C++で2つのソート済み連結リストをマージする方法【サンプルコード付き】
問題の概要
ソート済みの単方向連結リストが2つ与えられます。この2つのリストを1つのソート済みリストに統合(マージ)する関数を作成してください。
List1: 10->15->17->20 List2: 5->9->13->19 Result: 5->9->10->13->15->17->19->20
アルゴリズム
基本的な考え方は、両方のリストを先頭から順に走査し、常に値の小さい方のノードを結果リストにつなげていくというものです。
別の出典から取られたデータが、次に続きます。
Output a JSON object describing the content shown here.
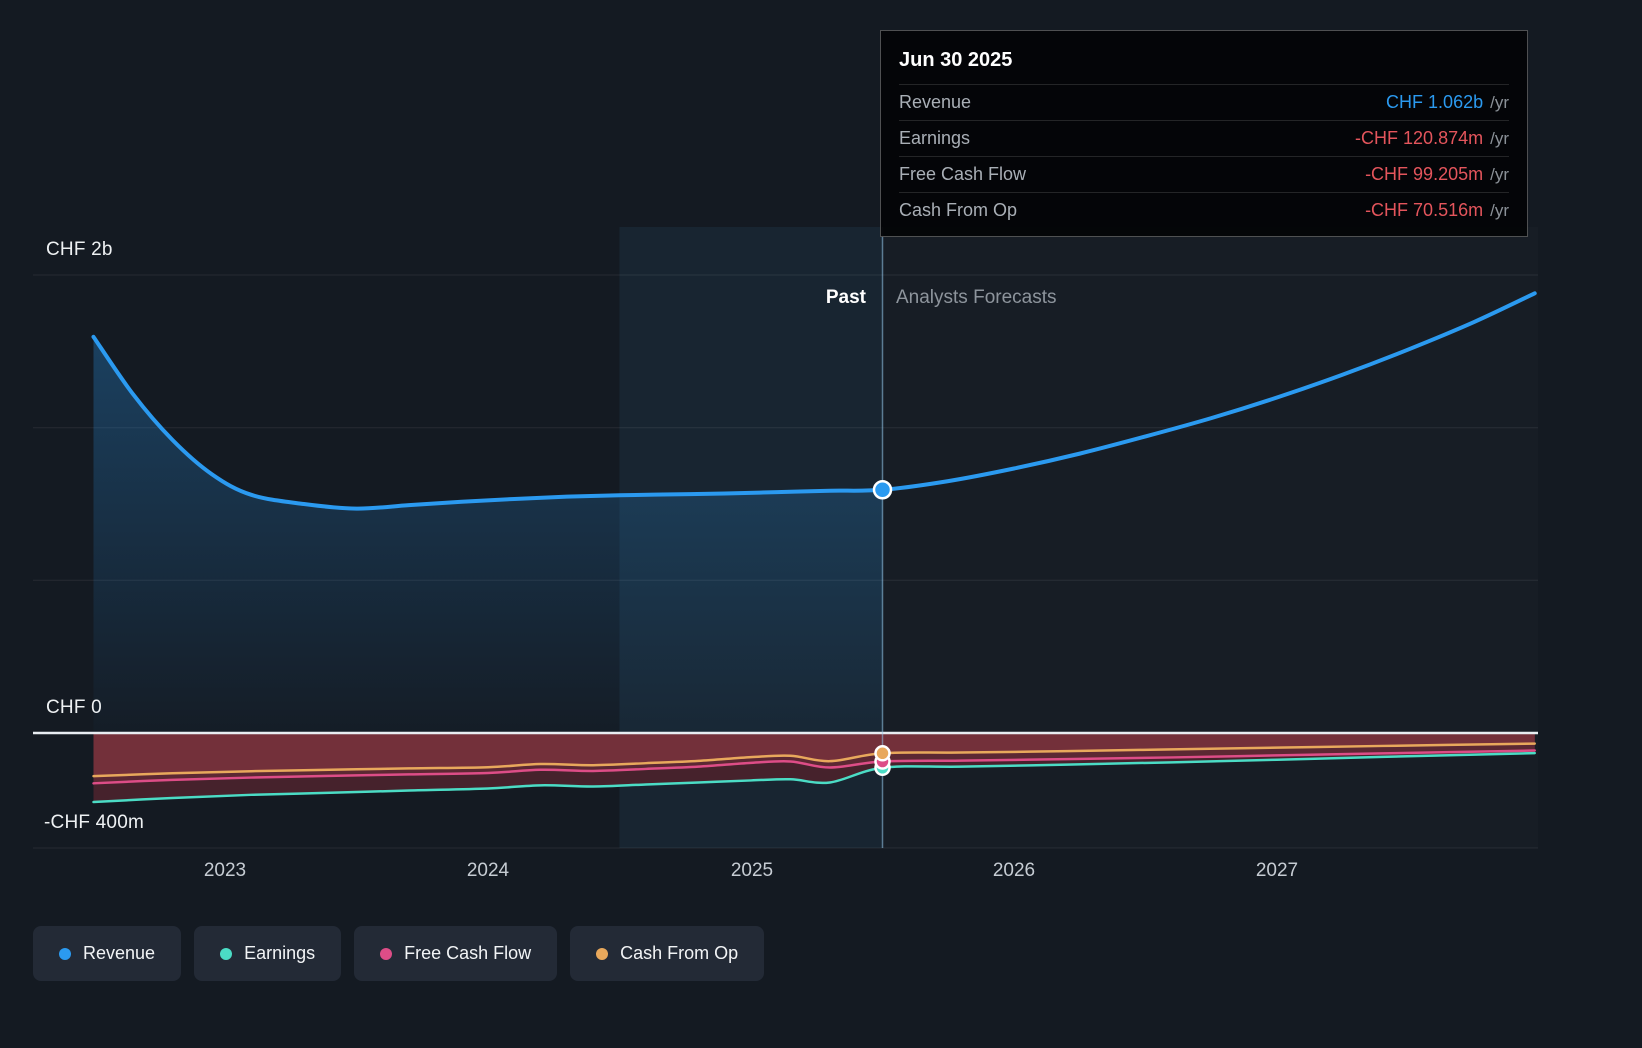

1. 両方のリストを走査する 1.1. list1->data < list2->data の場合 1.1.1 結果リストにlist1->dataを追加し、list1のポインタを進める 1.2. list2->data < list1->data の場合 1.2.1 結果リストにlist2->dataを追加し、list2のポインタを進める 2. 両方のリストが尽きるまで手順を繰り返す 3. 結果のリストを返す
C++での実装例
以下は、再帰的なアプローチを用いて2つのソート済み連結リストをマージするC++プログラムの完全な例です。
#include <iostream>
#include <new>
#define SIZE(arr) (sizeof(arr) / sizeof(arr[0]))
using namespace std;
struct node {
int data;
struct node *next;
};
node *createList(int *arr, int n){
node *head, *p;
p = head = new node;
head->data = arr[0];
head->next = NULL;
for (int i = 1; i < n; ++i) {
p->next = new node;
p = p->next;
p->data = arr[i];
p->next = NULL;
}
return head;
}
void displayList(node *head){
while (head != NULL) {
cout << head->data << " ";
head = head->next;
}
cout << endl;
}
node *mergeSortedLists(node *head1, node *head2){
node *result = NULL;
if (head1 == NULL) {
return head2;
}
if (head2 == NULL) {
return head1;
}
if (head1->data < head2->data) {
result = head1;
result->next = mergeSortedLists(head1->next, head2);
} else {
result = head2;
result->next = mergeSortedLists(head1, head2->next);
}
return result;
}
int main(){
int arr1[] = {10, 15, 17, 20};
int arr2[] = {5, 9, 13, 19};
node *head1, *head2, *result = NULL;
head1 = createList(arr1, SIZE(arr1));
head2 = createList(arr2, SIZE(arr1));
cout << "First sorted list: " << endl;
displayList(head1);
cout << "Second sorted list: " << endl;
displayList(head2);
result = mergeSortedLists(head1, head2);
cout << "Final sorted list: " << endl;
displayList(result);
return 0;
}出力結果
上記のプログラムをコンパイルして実行すると、次のような出力が得られます。
First sorted list: 10 15 17 20 Second sorted list: 5 9 13 19 Final sorted list: 5 9 10 13 15 17 19 20
コードのポイント
この実装では、mergeSortedLists関数が再帰的に呼び出され、2つのリストの先頭ノード同士を比較しながら、値の小さい方から順に結果リストへつなげていきます。どちらか一方のリストが空になった時点で、もう一方の残りのリストがそのまま返されるため、マージ処理が完了します。
このアルゴリズムの計算量は O(n + m)(n と m はそれぞれのリストの長さ)です。新しいノードを生成せず既存のノードを再利用するため、追加のメモリ消費がほとんどない効率的な手法と言えます。